- 1 year ago
notmeeither : I have 3 semesters, or 1.5 years under my belt so far.
Fall 2016- intro to bio (4), intermediate algebra (5), intro english (3)= 12 units (NONE of these units count towards transferring)
Spring 2017- child dev (3), psych (3), earth science (3), stats (4), english 1 (3)= 16 units (earth science doesn’t count towards transferring anymore)
*I regret not taking intro chem this semester, this was my explore other options semester
Summer 2017- art history (3)
Fall 2018: geometry* (3), evening intro chem (5)-dropped due to work schedule conflict, spanish 1 (5), history (3)= 16 units initially, 11 at end. (geometry doesn’t count towards transferring)
Classes taken that count towards transfer credit- 22 units (if I did my math right)
*was told that in order to go to calculus, technically, despite testing into intermediate algebra/already completing it and stats, that I needed to go back and start the sequence over and complete geometry, trig, and precalc. Especially since the classes I woud be taking (such as physics) are highly math based, that trying to test into a higher level math class would be very unwise according to my academic advisor.
I broke down the classes I need to take prior to transferring in a previous post, but basically you are correct.
We actually talked about this in one of my classes, how students get stuck at CC’s for a long time without earning any degree, and how CC’s often add on 1-4 years longer to a traditional 4 year education.
I took precalc and trig back in HS junior year (2010), and have since forgotten a lot of what I learned after being out of school so long, which is why I was advised to basically restart from square 1.

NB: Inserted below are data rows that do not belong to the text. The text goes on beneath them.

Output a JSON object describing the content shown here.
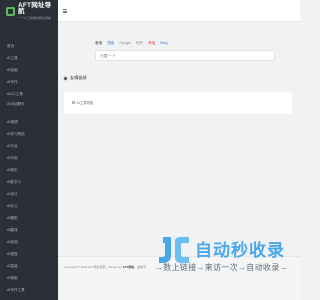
{
  "brand": {
    "title": "AFT网址导航",
    "subtitle": "一个人工智能的网址导航"
  },
  "sidebar": {
    "items": [
      {
        "label": "首页"
      },
      {
        "label": "AI工具"
      },
      {
        "label": "AI绘画"
      },
      {
        "label": "AI写作"
      },
      {
        "label": "AIGC工具"
      },
      {
        "label": "AI对话聊天"
      },
      {
        "label": "AI视频"
      },
      {
        "label": "AI学习网站"
      },
      {
        "label": "AI平台"
      },
      {
        "label": "AI代码"
      },
      {
        "label": "AI音乐"
      },
      {
        "label": "AI数字人"
      },
      {
        "label": "AI设计"
      },
      {
        "label": "AI办公"
      },
      {
        "label": "AI模型"
      },
      {
        "label": "AI翻译"
      },
      {
        "label": "AI检测"
      },
      {
        "label": "AI语音"
      },
      {
        "label": "AI智能"
      },
      {
        "label": "AI搜索"
      },
      {
        "label": "AI写作工具"
      }
    ]
  },
  "search": {
    "tabs": [
      "常用",
      "搜索",
      "Google",
      "知乎",
      "淘宝",
      "Bing"
    ],
    "placeholder": "百度一下"
  },
  "section": {
    "title": "友情链接"
  },
  "links": [
    {
      "label": "AI工具导航"
    }
  ],
  "footer": {
    "copyright_prefix": "Copyright © 2025 AFT网址导航 · Design by",
    "copyright_brand": "AFT网址",
    "copyright_suffix": "· 备案号"
  },
  "watermark": {
    "title": "自动秒收录",
    "subtitle": "→数上链接→来访一次→自动收录→"
  },
  "colors": {
    "sidebar_bg": "#2b2f36",
    "accent_green": "#5cb85c",
    "watermark_blue": "#4aa8e8"
  }
}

I also wanted to say while I appreciated the post about spreading out the classes, I have researched enough to know that would be doing a diservice to myself, and that adcoms also pay attention to the level of rigor in an applicant’s academic schedule.

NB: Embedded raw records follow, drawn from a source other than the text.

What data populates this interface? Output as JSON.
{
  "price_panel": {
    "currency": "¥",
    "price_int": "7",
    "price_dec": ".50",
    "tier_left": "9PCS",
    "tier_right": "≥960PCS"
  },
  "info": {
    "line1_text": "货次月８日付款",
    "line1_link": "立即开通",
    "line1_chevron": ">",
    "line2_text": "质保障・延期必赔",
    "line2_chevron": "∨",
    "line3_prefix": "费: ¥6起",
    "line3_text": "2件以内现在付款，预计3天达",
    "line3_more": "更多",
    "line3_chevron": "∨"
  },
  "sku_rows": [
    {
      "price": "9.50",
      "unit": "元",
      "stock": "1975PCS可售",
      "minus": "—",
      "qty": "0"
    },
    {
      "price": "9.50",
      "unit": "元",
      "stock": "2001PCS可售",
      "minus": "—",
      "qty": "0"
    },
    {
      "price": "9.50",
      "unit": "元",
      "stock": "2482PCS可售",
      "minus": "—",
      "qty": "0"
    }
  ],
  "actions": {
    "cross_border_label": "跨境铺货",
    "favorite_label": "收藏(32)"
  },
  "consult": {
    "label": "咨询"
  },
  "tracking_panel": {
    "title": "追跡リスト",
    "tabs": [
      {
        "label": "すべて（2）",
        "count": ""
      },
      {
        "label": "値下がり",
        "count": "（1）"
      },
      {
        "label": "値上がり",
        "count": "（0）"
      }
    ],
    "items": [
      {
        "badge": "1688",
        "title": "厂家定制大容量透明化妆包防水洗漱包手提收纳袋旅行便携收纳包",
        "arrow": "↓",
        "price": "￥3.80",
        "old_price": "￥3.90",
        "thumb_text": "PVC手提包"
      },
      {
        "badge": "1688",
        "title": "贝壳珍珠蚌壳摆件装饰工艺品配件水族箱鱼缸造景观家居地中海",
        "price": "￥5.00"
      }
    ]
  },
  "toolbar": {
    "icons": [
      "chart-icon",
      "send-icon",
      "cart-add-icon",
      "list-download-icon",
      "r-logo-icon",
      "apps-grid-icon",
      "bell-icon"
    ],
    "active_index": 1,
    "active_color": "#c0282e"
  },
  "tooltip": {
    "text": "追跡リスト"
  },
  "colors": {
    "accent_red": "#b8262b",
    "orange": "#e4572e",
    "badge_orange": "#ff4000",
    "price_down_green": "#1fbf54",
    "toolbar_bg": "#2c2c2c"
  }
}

If I continue with this route, I would be taking several science courses in the same semester to get a better idea of the rigour involved (and also just because I don’t have the luxury to space out my courses).
(Just from my elaborate course planning, if I stick with biology major, just at the community college level, I will be taking 3-4 hard science/math courses for a couple semesters in order to transfer sooner.)

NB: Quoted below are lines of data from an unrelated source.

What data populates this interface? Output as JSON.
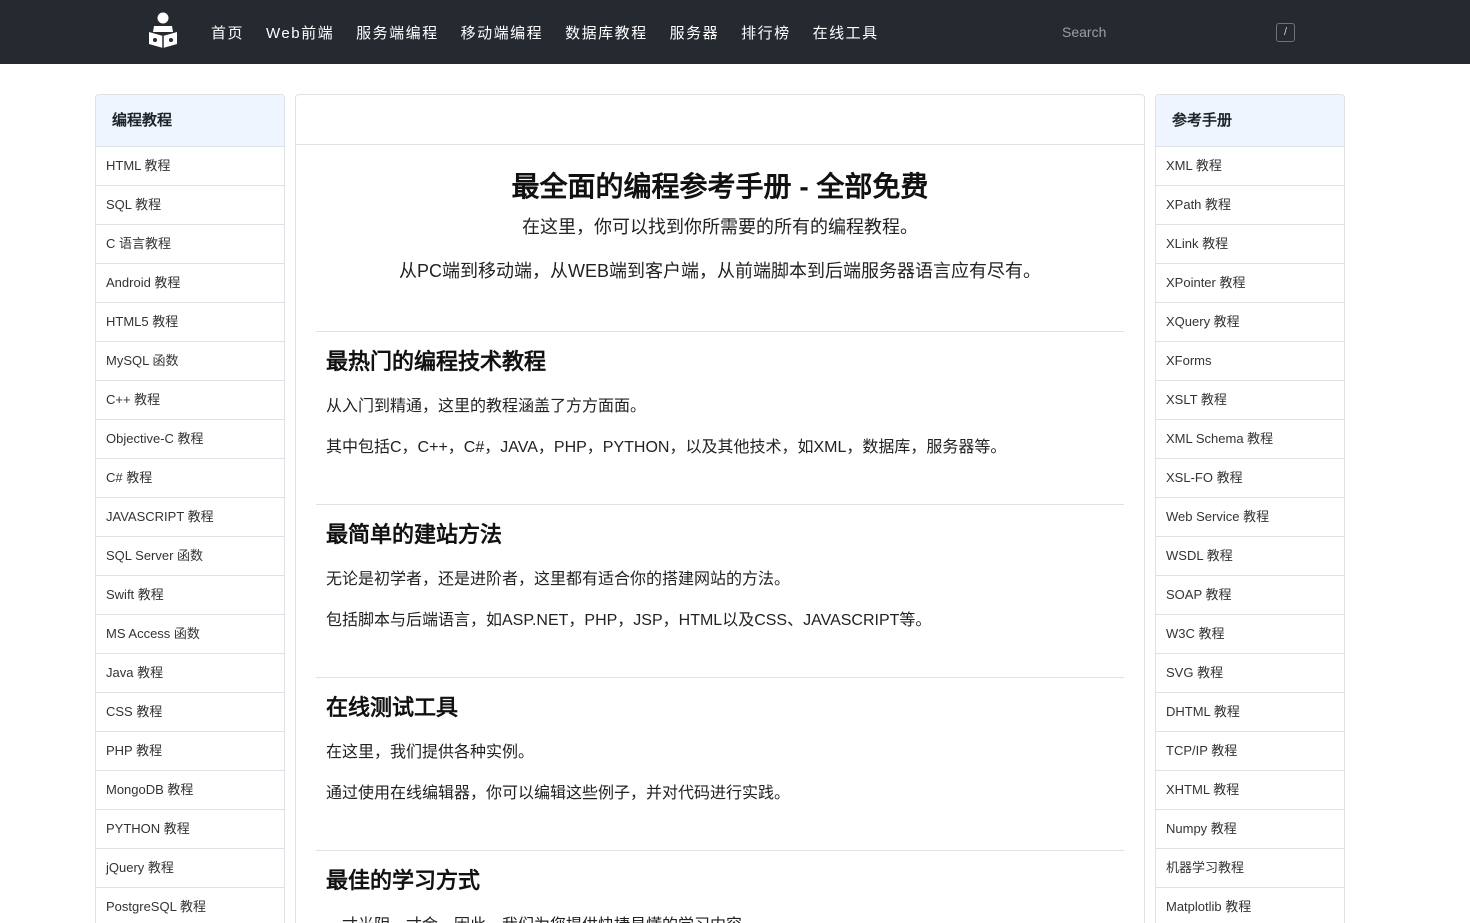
{
  "nav": {
    "items": [
      "首页",
      "Web前端",
      "服务端编程",
      "移动端编程",
      "数据库教程",
      "服务器",
      "排行榜",
      "在线工具"
    ],
    "search_placeholder": "Search",
    "search_shortcut": "/"
  },
  "left_sidebar": {
    "title": "编程教程",
    "items": [
      "HTML 教程",
      "SQL 教程",
      "C 语言教程",
      "Android 教程",
      "HTML5 教程",
      "MySQL 函数",
      "C++ 教程",
      "Objective-C 教程",
      "C# 教程",
      "JAVASCRIPT 教程",
      "SQL Server 函数",
      "Swift 教程",
      "MS Access 函数",
      "Java 教程",
      "CSS 教程",
      "PHP 教程",
      "MongoDB 教程",
      "PYTHON 教程",
      "jQuery 教程",
      "PostgreSQL 教程"
    ]
  },
  "right_sidebar": {
    "title": "参考手册",
    "items": [
      "XML 教程",
      "XPath 教程",
      "XLink 教程",
      "XPointer 教程",
      "XQuery 教程",
      "XForms",
      "XSLT 教程",
      "XML Schema 教程",
      "XSL-FO 教程",
      "Web Service 教程",
      "WSDL 教程",
      "SOAP 教程",
      "W3C 教程",
      "SVG 教程",
      "DHTML 教程",
      "TCP/IP 教程",
      "XHTML 教程",
      "Numpy 教程",
      "机器学习教程",
      "Matplotlib 教程"
    ]
  },
  "main": {
    "title": "最全面的编程参考手册 - 全部免费",
    "subtitle1": "在这里，你可以找到你所需要的所有的编程教程。",
    "subtitle2": "从PC端到移动端，从WEB端到客户端，从前端脚本到后端服务器语言应有尽有。",
    "sections": [
      {
        "heading": "最热门的编程技术教程",
        "p1": "从入门到精通，这里的教程涵盖了方方面面。",
        "p2": "其中包括C，C++，C#，JAVA，PHP，PYTHON，以及其他技术，如XML，数据库，服务器等。"
      },
      {
        "heading": "最简单的建站方法",
        "p1": "无论是初学者，还是进阶者，这里都有适合你的搭建网站的方法。",
        "p2": "包括脚本与后端语言，如ASP.NET，PHP，JSP，HTML以及CSS、JAVASCRIPT等。"
      },
      {
        "heading": "在线测试工具",
        "p1": "在这里，我们提供各种实例。",
        "p2": "通过使用在线编辑器，你可以编辑这些例子，并对代码进行实践。"
      },
      {
        "heading": "最佳的学习方式",
        "p1": "一寸光阴一寸金，因此，我们为您提供快捷易懂的学习内容。",
        "p2": ""
      }
    ]
  }
}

” I see where you are coming from with your suggestion. But I think spreading out your “hard” lab courses one per semester would not only make your undergraduate degree span a decade to obtain by itself, it would leave you poorly equipped to handle the stress of an advanced degree. You cannot “only take one hard class at a time” as a medical student. So her undergraduate program needs to help her set and meet expectations and learn to balance those stressors well before she enters a medical program. I think it is really important to give this Bee a harsh, honest evaluation of her situation and the ways in which she needs to step up in order to make this a viable career path for herself. Sugar coating, dismissing her indecisiveness and lack of experience, suggesting softening techniques for completing her coursework, etc will only leave her all the less prepared to handle medical school. Which will leave a Bee with potential debt, unrealistic expectations, and no plan for a life path if things don’t go as anticipated. At every level, there will always be someone smarter, faster, better than her and advisors and instructors will lay down harsh constructive criticism. “
Just wanted to say that although I wasn’t originally seeking that type of response when I posted this thread, I really, really, really do appreciate you not sugar coating and being brutally honest. I would much rather realize sooner than later that I am over my head or not cut out for this, or that I am at least woefully inexperienced to make the decision to pusue medical school or have unrealistic expecations, then to have my head in the clouds, wind up failing again, and with a bunch of debt as well.
I’m greatful for all and any feedback and criticism, gentle or harsh. It has just been so helpful and nice to have people who have a slight idea of what I am in for, and to give me honest advice.